# Car won't stay running



## SentraR2308 (Mar 11, 2016)

I bought a 2003 Nissan Sentra R spec V that had been sitting in the same spot for four years, and hasn't been ran since except for recently. Put a jumper box on the battery, and fired the engine. The car dies as soon as you let off the clutch, and if you hit the gas it dies. I noticed that there are two hoses on the fire wall, one is disconnected and the other is completely gone. I can't seem to find where they would go. Any advice on the placement of the hoses? Also, does my no start condition sound like it could be MAF related? I'm leaning towards that, or some kind of vacuum leak.


----------



## SPEEDO (Jun 9, 2003)

can you pull any codes? hoses going to firewall, all I can think of the heater hoses... I have a 02 Spec-V, I can take a look.. big hoses or small?? where on the firewall etc


----------



## jdg (Aug 27, 2009)

And the 4 year old gas doesn't come to mind immediately as being a possible cause? Really?


----------



## SentraR2308 (Mar 11, 2016)

I never said it wasnt? And it's not just going to shut off like that. It would run really shitty, then die. The fact that it doesn't stay running at all, and there's no reaction when the gas is pressed leads me to believe it's not just the gas. Obviously the gas is bad. The fact that you had to point that out in the first place is pretty funny. I mean that should be a given if you knew the first thing about cars. So yeah, really buddy.


----------



## jdg (Aug 27, 2009)

SentraR2308 said:


> I never said it wasnt? And it's not just going to shut off like that. It would run really shitty, then die. The fact that it doesn't stay running at all, and there's no reaction when the gas is pressed leads me to believe it's not just the gas. Obviously the gas is bad. The fact that you had to point that out in the first place is pretty funny. I mean that should be a given if you knew the first thing about cars. So yeah, really buddy.


Well, when you get rid of that old gas and everything starts running fine...I'll STILL be laughing AT you...not with you.


----------



## SentraR2308 (Mar 11, 2016)

Well, I can guarantee you that's not what's wrong with it. So laugh it up. It's obviously a contributing factor. But the car had problems when it was parked.
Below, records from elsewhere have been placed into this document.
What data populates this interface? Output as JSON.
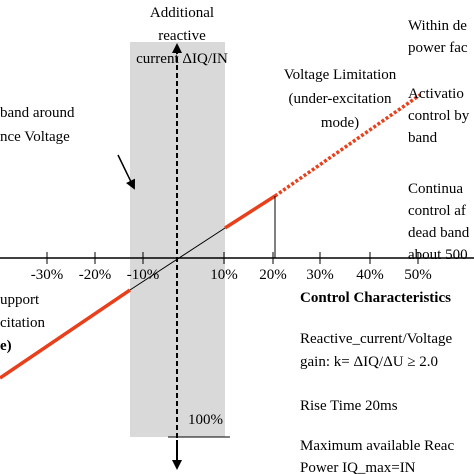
{
  "title": [
    "Additional",
    "reactive",
    "current ΔIQ/IN"
  ],
  "dead_band_label": [
    "band around",
    "nce Voltage"
  ],
  "limitation_label": [
    "Voltage Limitation",
    "(under-excitation",
    "mode)"
  ],
  "support_label": [
    "upport",
    "citation",
    "e)"
  ],
  "x_ticks": [
    "-30%",
    "-20%",
    "-10%",
    "10%",
    "20%",
    "30%",
    "40%",
    "50%"
  ],
  "y_tick": "100%",
  "right_notes": [
    [
      "Within de",
      "power fac"
    ],
    [
      "Activatio",
      "control by",
      "band"
    ],
    [
      "Continua",
      "control af",
      "dead band",
      "about 500"
    ]
  ],
  "characteristics": {
    "heading": "Control Characteristics",
    "items": [
      [
        "Reactive_current/Voltage",
        "gain: k= ΔIQ/ΔU ≥ 2.0"
      ],
      [
        "Rise Time 20ms"
      ],
      [
        "Maximum available Reac",
        "Power IQ_max=IN"
      ]
    ]
  }
}
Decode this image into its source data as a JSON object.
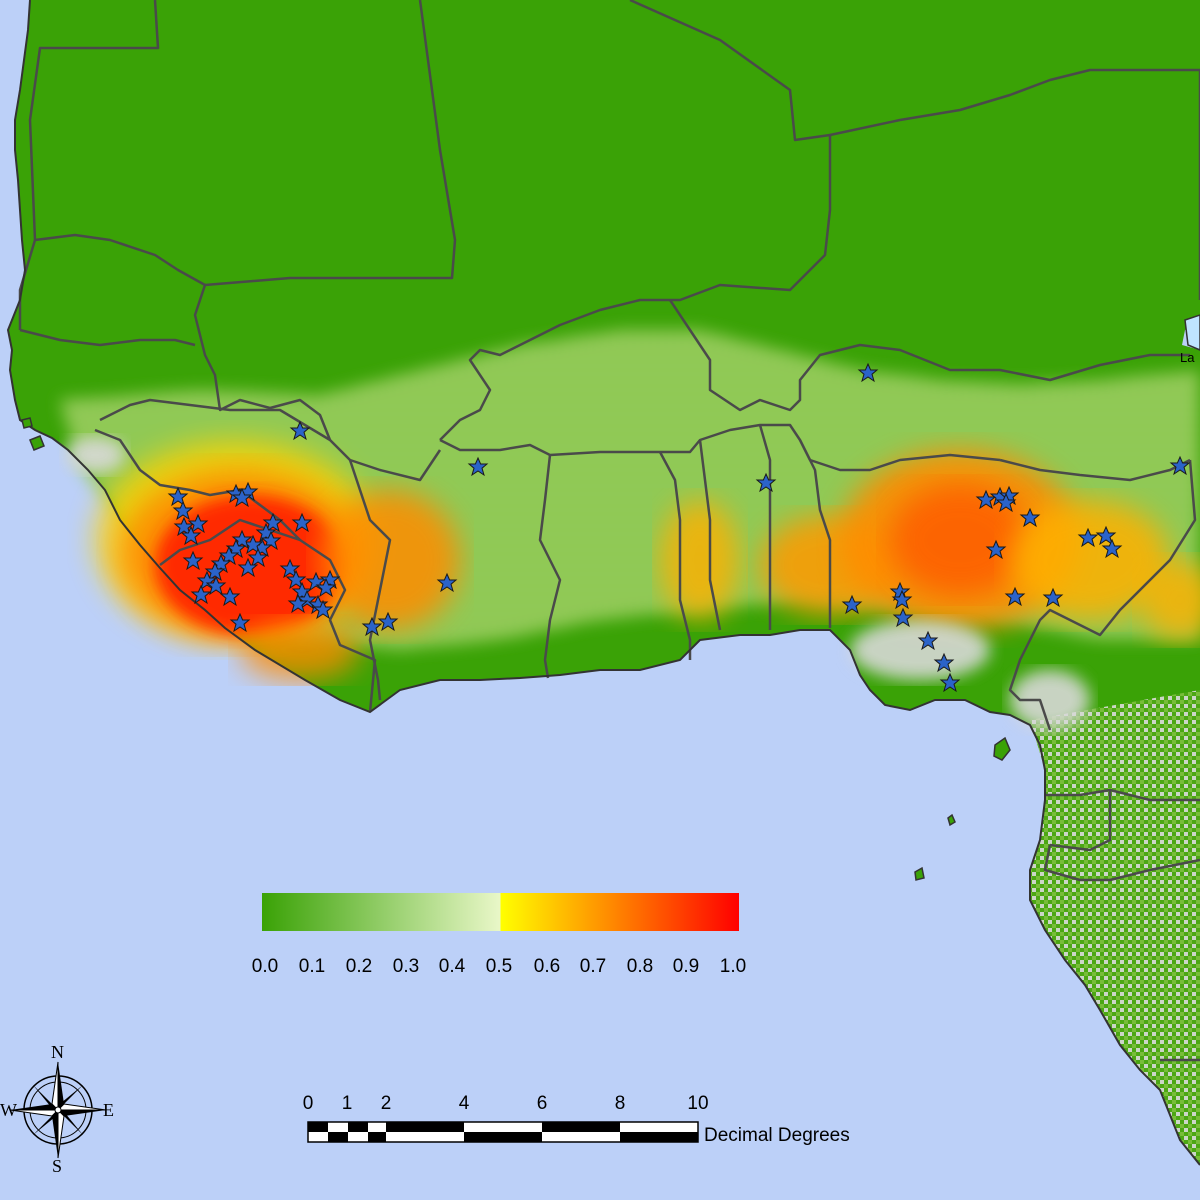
{
  "legend": {
    "colors": [
      "#3aa206",
      "#e9f7c8",
      "#ffff00",
      "#ff8000",
      "#ff0000"
    ],
    "ticks": [
      "0.0",
      "0.1",
      "0.2",
      "0.3",
      "0.4",
      "0.5",
      "0.6",
      "0.7",
      "0.8",
      "0.9",
      "1.0"
    ]
  },
  "scale_bar": {
    "ticks": [
      "0",
      "1",
      "2",
      "4",
      "6",
      "8",
      "10"
    ],
    "unit": "Decimal Degrees"
  },
  "compass": {
    "north": "N",
    "south": "S",
    "east": "E",
    "west": "W"
  },
  "place_label": "La",
  "colors": {
    "ocean": "#bcd0f8",
    "land_low": "#3aa206",
    "land_mid": "#9ad060",
    "grey": "#d9d9d9",
    "high": "#ff2a00",
    "mid_high": "#ff8c00",
    "yellow": "#ffd400",
    "marker": "#2b63c9",
    "border": "#4a4a4a"
  },
  "markers_description": "occurrence-star-icon"
}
So I thank you greatly for your input captain obvious.


----------



## SentraR2308 (Mar 11, 2016)

SPEEDO said:


> can you pull any codes? hoses going to firewall, all I can think of the heater hoses... I have a 02 Spec-V, I can take a look.. big hoses or small?? where on the firewall etc


To answer you, I'll have to let you know once I check.


----------



## rogoman (Dec 16, 2004)

SentraR2308 said:


> I bought a 2003 Nissan Sentra R spec V that had been sitting in the same spot for four years, and hasn't been ran since except for recently. Put a jumper box on the battery, and fired the engine. The car dies as soon as you let off the clutch, and if you hit the gas it dies. I noticed that there are two hoses on the fire wall, one is disconnected and the other is completely gone. I can't seem to find where they would go. Any advice on the placement of the hoses? Also, does my no start condition sound like it could be MAF related? I'm leaning towards that, or some kind of vacuum leak.
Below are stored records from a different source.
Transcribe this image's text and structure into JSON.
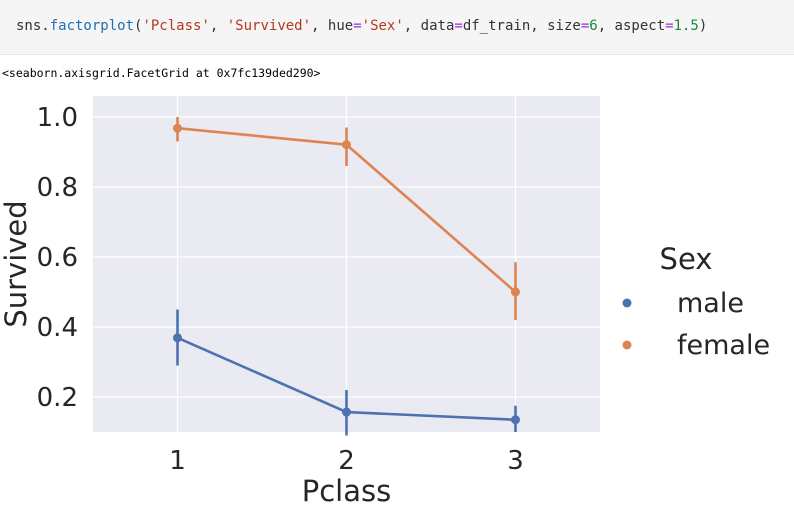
{
  "code_cell": {
    "segments": [
      {
        "text": "sns.",
        "cls": ""
      },
      {
        "text": "factorplot",
        "cls": "tok-fn"
      },
      {
        "text": "(",
        "cls": ""
      },
      {
        "text": "'Pclass'",
        "cls": "tok-str"
      },
      {
        "text": ", ",
        "cls": ""
      },
      {
        "text": "'Survived'",
        "cls": "tok-str"
      },
      {
        "text": ", hue",
        "cls": ""
      },
      {
        "text": "=",
        "cls": "tok-op"
      },
      {
        "text": "'Sex'",
        "cls": "tok-str"
      },
      {
        "text": ", data",
        "cls": ""
      },
      {
        "text": "=",
        "cls": "tok-op"
      },
      {
        "text": "df_train, size",
        "cls": ""
      },
      {
        "text": "=",
        "cls": "tok-op"
      },
      {
        "text": "6",
        "cls": "tok-num"
      },
      {
        "text": ", aspect",
        "cls": ""
      },
      {
        "text": "=",
        "cls": "tok-op"
      },
      {
        "text": "1.5",
        "cls": "tok-num"
      },
      {
        "text": ")",
        "cls": ""
      }
    ]
  },
  "output_text": "<seaborn.axisgrid.FacetGrid at 0x7fc139ded290>",
  "chart_data": {
    "type": "line",
    "x": [
      "1",
      "2",
      "3"
    ],
    "xlabel": "Pclass",
    "ylabel": "Survived",
    "yticks": [
      "0.2",
      "0.4",
      "0.6",
      "0.8",
      "1.0"
    ],
    "ylim": [
      0.1,
      1.06
    ],
    "grid": true,
    "legend_title": "Sex",
    "legend_position": "right",
    "series": [
      {
        "name": "male",
        "color": "#4c72b0",
        "values": [
          0.369,
          0.157,
          0.135
        ],
        "ci": [
          [
            0.29,
            0.45
          ],
          [
            0.09,
            0.22
          ],
          [
            0.1,
            0.175
          ]
        ]
      },
      {
        "name": "female",
        "color": "#dd8452",
        "values": [
          0.968,
          0.921,
          0.5
        ],
        "ci": [
          [
            0.93,
            1.0
          ],
          [
            0.86,
            0.97
          ],
          [
            0.42,
            0.585
          ]
        ]
      }
    ],
    "background_color": "#eaeaf2"
  }
}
For the placement of hoses, supply some pictures. 

When gasoline sits for a long period of time, like in your case of 4 years, varnish develops and primarily affects the fuel injectors. The injectors will most likely have to be power flushed or totally replaced.


----------



## SentraR2308 (Mar 11, 2016)

Yeah that's what I'm leaning towards. I'm going to try a couple of things (including power flush/replacing) and see if it starts. I would supply pictures but I don't know how.


----------



## rogoman (Dec 16, 2004)

SentraR2308 said:


> I would supply pictures but I don't know how.


Subscribe to a photo sharing web site like:

Host UR Images

You can upload your pictures to their web site, then when you post here, enter the URL of your picture from the photo sharing web site.


----------